Merger talk riles Weslaco doctors
WESLACO — Larry Cardenas found medical aid at the hospital just down the street when he accidentally crushed his foot with a mallet.
After a few trips to Knapp Medical Center for treatment of his wounds, Cardenas said, he wouldn’t be satisfied going anyplace else.
“I have quality care here in my own backyard,” he said during a rally outside the medical center, 1401 E. Eighth St., as he and other attendees wore T-shirts that read, “Our hospital is not for sale.”
“I want to stay here,” Cardenas said. “I don’t want to be forced to go to Harlingen or McAllen or Brownsville.”
Discussions over a possible consolidation of Knapp Medical Center in Weslaco and Valley Baptist Health System hospitals in Harlingen and Brownsville are in serious jeopardy after complaints from doctors, residents and community leaders in this city.
The two nonprofit health care organizations signed a memorandum of understanding earlier this month that allowed them to begin formal discussions to consolidate their operations into one health care system. Hospital administrators said at the time that consolidation would avoid duplication of costs, provide patients access to a broader range of services and streamline business operations.
But about three dozen Weslaco residents and doctors who protested the talks before Knapp’s board of directors met Wednesday said the consolidation could mean layoffs, a smaller tax base and loss of local control over the hospital.
Forty-three Knapp doctors included their names in an advertisement in The Monitor stating they were opposed to an alliance with Valley Baptist Health System. Those doctors are the most vocal opponents of the consolidation, but some 95 percent of the doctors who regularly practice at the hospital have indicated they were also opposed, said Beto Alanis, the hospital chief of staff who represents the doctors as an ex-officio member of the board of directors.
Doctors were alarmed by credit rating agency Standard & Poor’s bond rating for Valley Baptist, which was lower than Knapp’s, Alanis said. Doctors were also concerned that consolidation could cause Knapp employees to lose their jobs as some services shifted to Cameron County.
But Alanis said the doctors who actively petitioned against the consolidation are worried that it could affect the future of a hospital that has served area residents for nearly 50 years.
“We’re worried about having the citizens of Weslaco and the Mid-Valley lose control of their say in the future of Knapp,” said Alanis, an Hidalgo County native who was born at the hospital and always wanted to work there. “We don’t want to lose control of our hospital.”
The memorandum of understanding signed earlier this month is the first step in the consolidation.

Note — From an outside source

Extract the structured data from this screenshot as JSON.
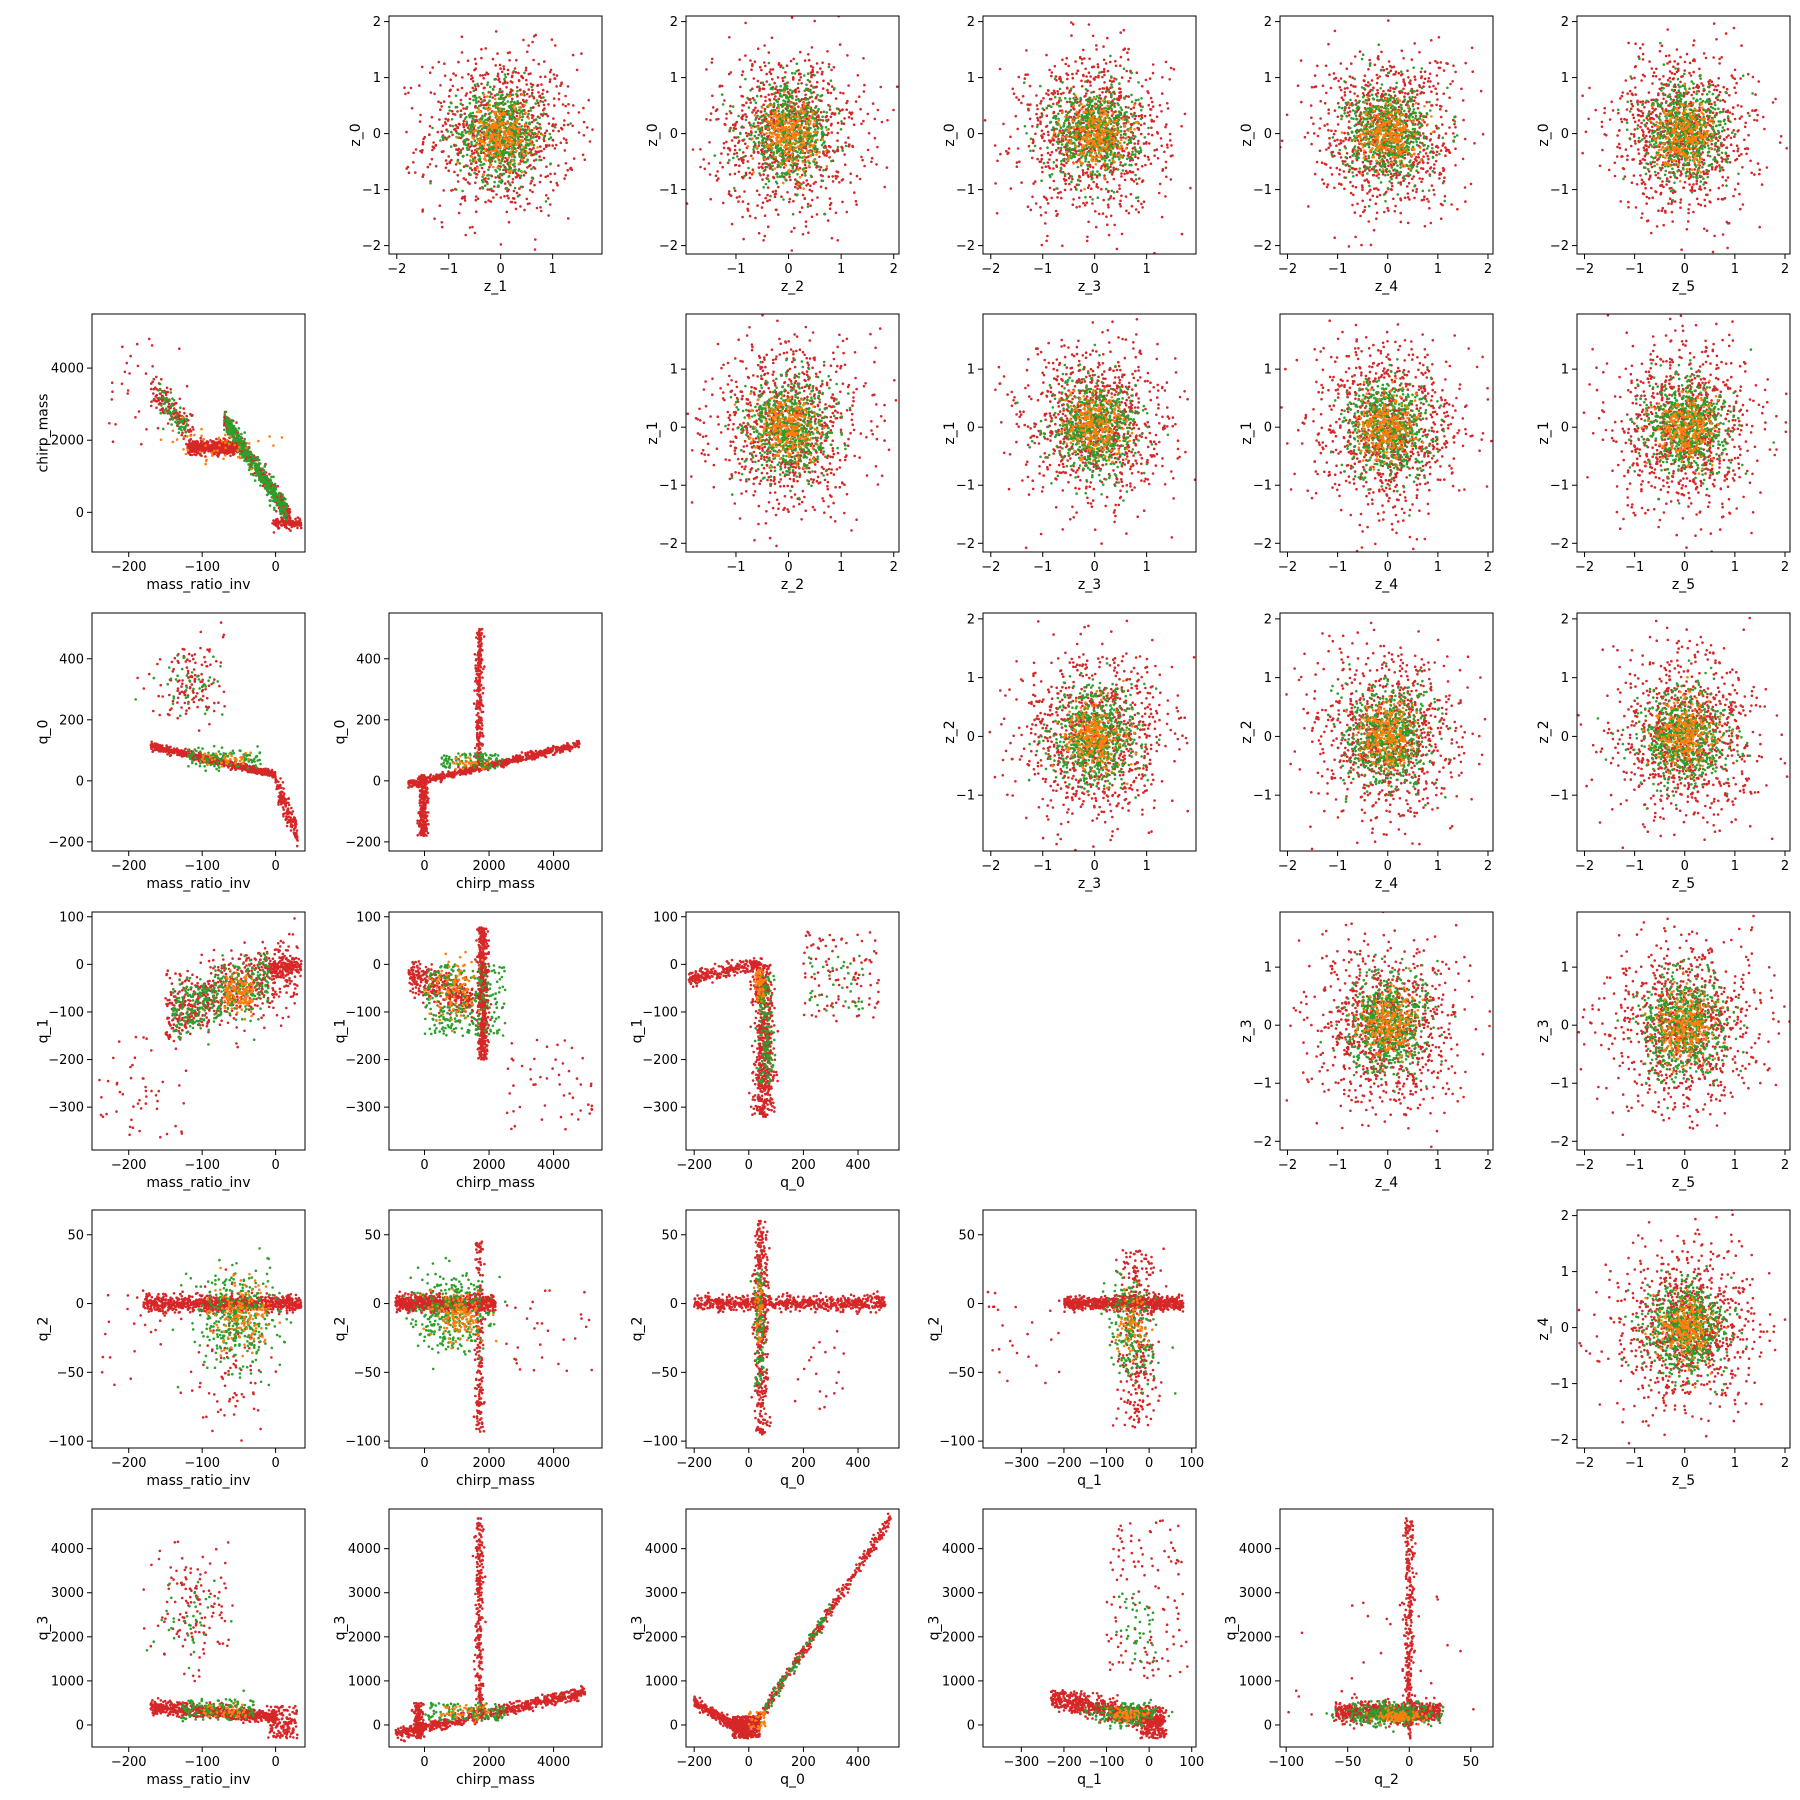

Before it’s completed, the hospitals must reach an agreement, obtain regulatory and government approvals and finalize the deal with bankers and others with financial interests in the deal.
Knapp spokeswoman Maggie Halaby said the memorandum only indicated that the boards of both hospitals would discuss the consolidation. Other hurdles also need to be cleared.
One would be gathering support from the city of Weslaco.
Mayor Buddy de la Rosa sent a letter to Knapp CEO James Summersett this week to question how a consolidation would affect investments the city has made in hospital facilities through the issuance of bonds. Relinquishing control or ownership of hospital facilities that were constructed with $60 million in bonds could violate agreements between the city and hospital, the letter states.
De la Rosa, who visited with Cardenas and other residents who protested outside the hospital Wednesday, said the city wants to ensure its interests are considered.
“We don’t want decisions to be transferred to other areas,” the mayor said. “We want to keep decisions here at our community hospital.”